Rapports de genre à la télé

Des chercheurs analysent la représentation des identités dans les productions francophones.

3 Mai 2016 à 11H34

Série Acfas 2016
Un nombre record de chercheurs de l’UQAM ont organisé des colloques en vue du Congrès de l’Acfas 2016, qui se tiendra en nos murs du 9 au 13 mai. Actualités UQAM propose une sélection des événements scientifiques présentés par des Uqamiens dans divers domaines de la connaissance.

Les célèbres personnages d'Alexis et de Donalda dans la nouvelle télésérie québécoise Les pays d'en haut.Photo: Bertrand Calmeau

La représentation à la télévision des différences entre hommes et femmes, des modèles de couple et des orientations sexuelles sera au centre des discussions lors du colloque Identités et rapports de genre dans les télévisions de la francophonie (9 au 11 mai), organisé par le professeur Pierre Barrette et la chargée de cours Stéfany Boisvert, de l'École des médias.

«Ce qui est nouveau à la télévision depuis une vingtaine d'années, c'est la problématisation des rapports de genre, dit Pierre Barrette.

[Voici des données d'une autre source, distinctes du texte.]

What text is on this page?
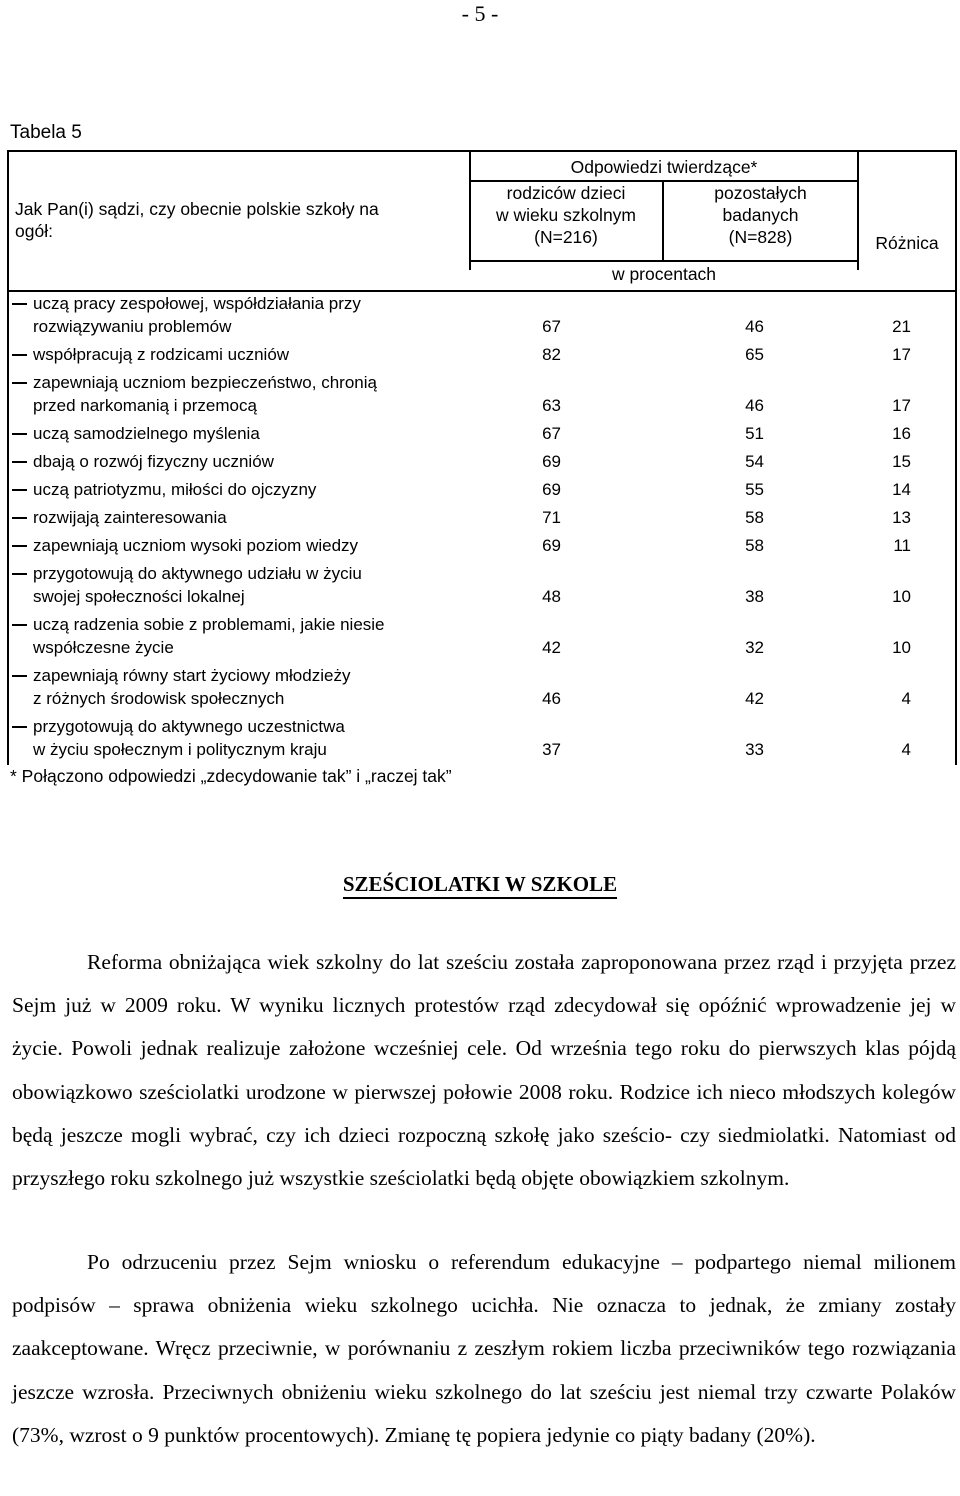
- 5 -
Tabela 5
Jak Pan(i) sądzi, czy obecnie polskie szkoły na ogół:
Odpowiedzi twierdzące*
rodziców dzieci
w wieku szkolnym
(N=216)
pozostałych
badanych
(N=828)	Różnica
w procentach
uczą pracy zespołowej, współdziałania przy
rozwiązywaniu problemów	67	46	21
współpracują z rodzicami uczniów	82	65	17
zapewniają uczniom bezpieczeństwo, chronią
przed narkomanią i przemocą	63	46	17
uczą samodzielnego myślenia	67	51	16
dbają o rozwój fizyczny uczniów	69	54	15
uczą patriotyzmu, miłości do ojczyzny	69	55	14
rozwijają zainteresowania	71	58	13
zapewniają uczniom wysoki poziom wiedzy	69	58	11
przygotowują do aktywnego udziału w życiu
swojej społeczności lokalnej	48	38	10
uczą radzenia sobie z problemami, jakie niesie
współczesne życie	42	32	10
zapewniają równy start życiowy młodzieży
z różnych środowisk społecznych	46	42	4
przygotowują do aktywnego uczestnictwa
w życiu społecznym i politycznym kraju	37	33	4
* Połączono odpowiedzi „zdecydowanie tak” i „raczej tak”
SZEŚCIOLATKI W SZKOLE

Reforma obniżająca wiek szkolny do lat sześciu została zaproponowana przez rząd i przyjęta przez Sejm już w 2009 roku. W wyniku licznych protestów rząd zdecydował się opóźnić wprowadzenie jej w życie. Powoli jednak realizuje założone wcześniej cele. Od września tego roku do pierwszych klas pójdą obowiązkowo sześciolatki urodzone w pierwszej połowie 2008 roku. Rodzice ich nieco młodszych kolegów będą jeszcze mogli wybrać, czy ich dzieci rozpoczną szkołę jako sześcio- czy siedmiolatki. Natomiast od przyszłego roku szkolnego już wszystkie sześciolatki będą objęte obowiązkiem szkolnym.

Po odrzuceniu przez Sejm wniosku o referendum edukacyjne – podpartego niemal milionem podpisów – sprawa obniżenia wieku szkolnego ucichła. Nie oznacza to jednak, że zmiany zostały zaakceptowane. Wręcz przeciwnie, w porównaniu z zeszłym rokiem liczba przeciwników tego rozwiązania jeszcze wzrosła. Przeciwnych obniżeniu wieku szkolnego do lat sześciu jest niemal trzy czwarte Polaków (73%, wzrost o 9 punktów procentowych). Zmianę tę popiera jedynie co piąty badany (20%).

Les sitcoms, par exemple, ont souvent présenté des personnages caricaturaux d'homosexuels dont on aimait se moquer. Aujourd'hui, ce sont des personnages comme les autres ou des personnages qui cherchent à s'affirmer malgré les préjugés.»

Les deux responsables ont réuni des chercheurs québécois, français et belges qui s'intéressent à la représentation des rapports de genre dans les productions télévisuelles francophones d'ici et d'ailleurs. Ceux-ci aborderont plus particulièrement les séries télévisées, mais aussi d'autres types de productions, comme les émissions jeunesse, les webséries et les téléréalités.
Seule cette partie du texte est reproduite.